H.R. 4 also expands the ability of activist groups to sue to challenge congressional districts and changes to voting laws. Such suits typically are based on the assumption that racial minorities think and vote as a block for a single political party. That stereotype is simply not true. According to Pew Research surveys in 1996, 2004, 2012, and 2019, racial minorities identify as Republicans, Democrats, and Independents. Data from the Roper Center about “How Groups Voted” also show that African Americans, Latinos, and Asian-Americans are members of both political parties.
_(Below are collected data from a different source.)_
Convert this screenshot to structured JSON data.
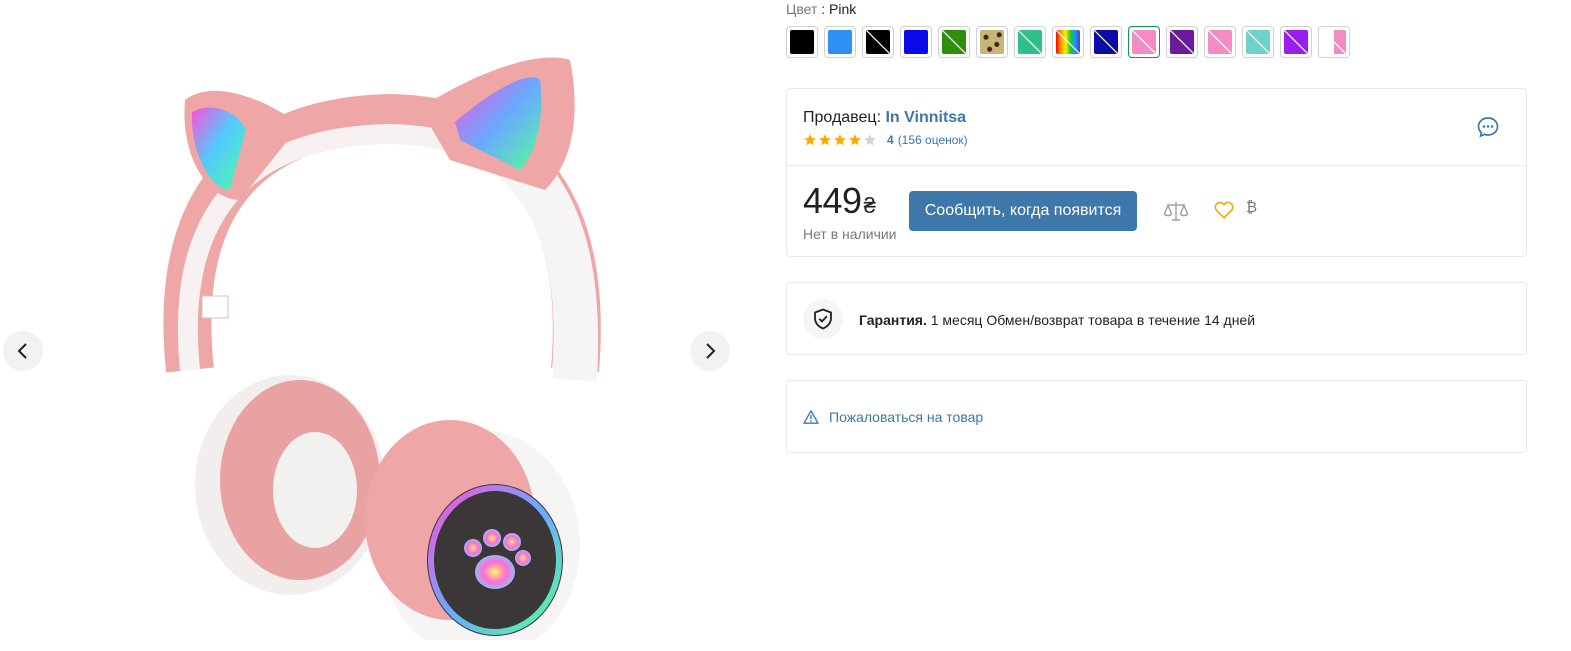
{
  "color": {
    "label": "Цвет",
    "sep": " : ",
    "value": "Pink"
  },
  "swatches": [
    {
      "name": "black",
      "fill": "#000000",
      "pattern": "solid"
    },
    {
      "name": "blue-light",
      "fill": "#2f8ff5",
      "pattern": "solid"
    },
    {
      "name": "black-diag",
      "fill": "#000000",
      "pattern": "diag"
    },
    {
      "name": "blue",
      "fill": "#0a0ae8",
      "pattern": "solid"
    },
    {
      "name": "green-diag",
      "fill": "#2f8f0a",
      "pattern": "diag"
    },
    {
      "name": "leopard",
      "fill": "#c9b47a",
      "pattern": "leopard"
    },
    {
      "name": "teal-diag",
      "fill": "#2ebf8a",
      "pattern": "diag"
    },
    {
      "name": "rainbow",
      "fill": "#ff0000",
      "pattern": "rainbow"
    },
    {
      "name": "navy-diag",
      "fill": "#0b0ba8",
      "pattern": "diag"
    },
    {
      "name": "pink-diag",
      "fill": "#f48cc4",
      "pattern": "diag",
      "selected": true
    },
    {
      "name": "purple-diag",
      "fill": "#6a1a9a",
      "pattern": "diag"
    },
    {
      "name": "pink-2",
      "fill": "#f48cc4",
      "pattern": "diag"
    },
    {
      "name": "mint-diag",
      "fill": "#6fd2c8",
      "pattern": "diag"
    },
    {
      "name": "violet-diag",
      "fill": "#9a1df0",
      "pattern": "diag"
    },
    {
      "name": "white-pink",
      "fill": "#f48cc4",
      "pattern": "half"
    }
  ],
  "seller": {
    "label": "Продавец:",
    "name": "In Vinnitsa",
    "rating_value": "4",
    "rating_count": "(156 оценок)",
    "stars_filled": 4,
    "stars_total": 5
  },
  "price": {
    "value": "449",
    "currency": "₴",
    "stock_status": "Нет в наличии",
    "notify_label": "Сообщить, когда появится",
    "bonus_symbol": "₿"
  },
  "warranty": {
    "title": "Гарантия.",
    "text": "1 месяц Обмен/возврат товара в течение 14 дней"
  },
  "report": {
    "label": "Пожаловаться на товар"
  },
  "colors": {
    "accent": "#3e77aa",
    "star": "#ffa900",
    "selected_border": "#00a046",
    "wish": "#ffa900"
  }
}
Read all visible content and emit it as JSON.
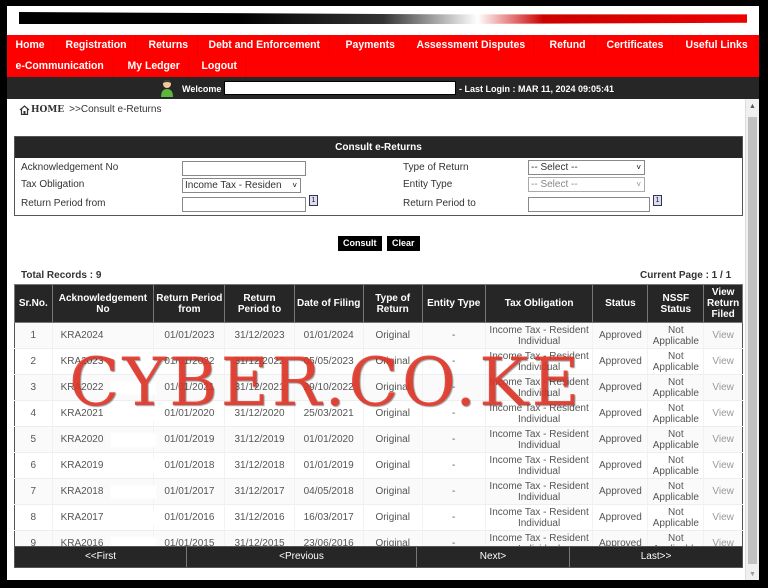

As Northwestern University professor Geraldo Cadava explains, “Latinos aren’t naturally liberal or conservative… Their complex histories have given them good reasons to be Democrats, but also good reasons to be Republicans.” Likewise, Asian Americans and Native Americans are themselves diverse cultural communities, and tend to vote on the issues, rather than the political party. Yet H.R. 4 presumes that these groups will always vote a certain way.

Consider the partisan ways power under H.R. 4 can be abused by bureaucrats in D.C. and identity politics. In 2009, the Department of Justice challenged a change in North Carolina voting laws from partisan to nonpartisan elections which the voters themselves had passed by referendum. The federal government took the offensive position that minority voters would not know who to vote for unless the ballot listed the name of the political party next to a candidate. Meanwhile, the Justice Department failed to pursue voting rights discrimination cases in states like New Hampshire and Guam, where the outcome wouldn’t necessarily favor one political party. In multiple reports, the Inspector General found that the Voting Section, which is entrusted with additional federal power in H.R. 4, had “a culture of intolerance” where there was politicized hiring of career bureaucrats who engaged in “highly inappropriate and hostile conduct toward other career Section employees.”

As President Abraham Lincoln famously said, “A house divided cannot stand.” The Civil Rights Movement and the Voting Rights Act of 1965 have brought the nation forward, and all Americans are thankful for the sacrifices of those who have come before us. Let’s not divide the United States again through partisan rhetoric in H.R. 4. Let’s keep moving forward with the support of Americans across the country, rather than backward.